European leaders celebrate fallen borders where Iron Curtain once stood

SKOFIJE, Slovenia (AFP) — EU, Slovenian and Hungarian dignitaries took part in a last round of celebrations Saturday to welcome nine mainly eastern European countries into the passport-free Schengen zone.

A day after borders were lifted, making it now possible to travel from Estonia to Portugal without passport controls, top officials gathered in Skofije on the Italian-Slovenian border for a final ceremony that ended three days of festivities along the path of the former Iron Curtain.

"Something is happening today that 15 years ago, we could not have even dreamt of: the physical borders are falling," Slovenian Prime Minister Janez Jansa said at the ceremony.

He recalled: "Twenty years ago at this very border -- which was then still the border of Yugoslavia -- people were shot at if they tried to cross illegally."

"That was Europe 20 years ago, Europe divided, a great part of Europe without access to freedom," European Commission President Jose Manuel Barroso added.

"That is why I can't be pessimistic about the future (of the EU), when I see where we are now and where we come from."

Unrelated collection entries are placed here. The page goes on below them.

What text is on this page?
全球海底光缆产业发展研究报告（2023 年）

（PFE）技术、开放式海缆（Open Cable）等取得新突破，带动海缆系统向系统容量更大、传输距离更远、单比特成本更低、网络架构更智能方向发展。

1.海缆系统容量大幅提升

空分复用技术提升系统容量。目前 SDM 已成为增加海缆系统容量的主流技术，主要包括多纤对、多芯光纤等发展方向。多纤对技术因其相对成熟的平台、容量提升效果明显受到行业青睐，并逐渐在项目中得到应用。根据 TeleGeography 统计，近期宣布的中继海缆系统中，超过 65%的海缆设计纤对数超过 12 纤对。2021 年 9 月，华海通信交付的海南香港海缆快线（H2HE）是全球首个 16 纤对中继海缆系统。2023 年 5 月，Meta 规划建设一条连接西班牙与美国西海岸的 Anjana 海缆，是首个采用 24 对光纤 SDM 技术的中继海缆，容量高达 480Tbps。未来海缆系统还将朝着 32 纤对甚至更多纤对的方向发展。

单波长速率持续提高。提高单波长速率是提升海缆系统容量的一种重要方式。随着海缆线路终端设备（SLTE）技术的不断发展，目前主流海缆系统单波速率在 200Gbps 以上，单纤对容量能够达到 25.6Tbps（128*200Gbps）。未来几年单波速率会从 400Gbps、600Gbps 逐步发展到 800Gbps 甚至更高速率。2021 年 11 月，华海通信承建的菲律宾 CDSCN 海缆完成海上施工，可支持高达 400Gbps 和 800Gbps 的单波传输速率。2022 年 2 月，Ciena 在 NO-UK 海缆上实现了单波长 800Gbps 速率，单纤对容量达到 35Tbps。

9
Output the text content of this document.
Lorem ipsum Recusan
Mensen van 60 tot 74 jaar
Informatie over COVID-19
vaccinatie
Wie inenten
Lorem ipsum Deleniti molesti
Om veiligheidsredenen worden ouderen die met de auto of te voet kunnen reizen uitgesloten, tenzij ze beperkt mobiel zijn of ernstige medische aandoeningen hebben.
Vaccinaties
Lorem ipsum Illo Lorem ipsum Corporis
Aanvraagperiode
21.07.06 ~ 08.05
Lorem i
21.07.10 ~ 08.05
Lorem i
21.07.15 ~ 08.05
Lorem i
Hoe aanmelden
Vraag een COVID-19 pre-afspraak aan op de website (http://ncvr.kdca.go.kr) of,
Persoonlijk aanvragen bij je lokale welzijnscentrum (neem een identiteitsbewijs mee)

He noted that the lifting of the barriers was more than a symbolic or political gesture, and that it had "concrete meaning" for Europeans, allowing easier travel, improving relations between states and enhancing growth and employment.

Some older Schengen countries have voiced concern that the new members will not be able to ensure security and that eastern European criminals will descend en masse on Western Europe.

But Italian Interior Minister Giuliano Amato said: "We can assure you that yesterday's opening of the borders did not represent a drop of security, but an increase of freedom."

Slovenia, the first former Yugoslav state to join the European Union and the eurozone, will now control 760 kilometres (472 miles) of the Schengen border.

But Jansa predicted that the passport-free zone would extend further still in the future: "The expansion of the Schengen area is not over yet," he said.

Portuguese Prime Minister Jose Socrates, whose country currently holds the rotating EU presidency, noted meanwhile: "We celebrate the best of Europe, the best of European values, democracy, peace, freedom... Congratulations to Italy, Slovenia, and viva Europa!"

Symbolically handing over the six-month rotating EU presidency to Slovenia, he added: "I cannot imagine a better way to finish a presidency."

Earlier Saturday, Socrates had taken part in another ceremony at Hegyeshalom, on the Austro-Hungarian border near Slovakia, alongside Barroso, Hungarian premier Ferenc Gyurcsany, his Slovakian counterpart Robert Fico and Austrian Interior Minister Guenther Platter.

Despite the biting cold, the leaders were all smiles as they posed in front of a sign proclaiming a "borderless Europe" in several languages, and Gyurcsany declared: "We are prepared to defend and strengthen Europe as proud Hungarians."

Platter added: "With the opening of the borders, we have overcome the partition of Europe. This is a great day for Austria, for all new Schengen states and most of all for Europe."

The ceremony ended with the inauguration of a monument indicating the distances from Hegyeshalom to all European capitals.

At midnight on Friday, nine new countries -- the Czech Republic, Estonia, Hungary, Latvia, Lithuania, Malta, Poland, Slovakia and Slovenia -- joined the 15 nations already in the no-passport Schengen zone.

European leaders hailed the entry of these mainly ex-communist states into Schengen as border posts were symbolically lifted or sawed through, less than 20 years after the fall of the Iron Curtain.

A total of 400 million people from 24 countries will now be able to move freely throughout Europe.

The old signatories of the 1985 Schengen Agreement included Austria, Belgium, Denmark, Finland, France, Germany, Greece, Iceland, Italy, Luxembourg, the Netherlands, Norway, Portugal, Spain and Sweden.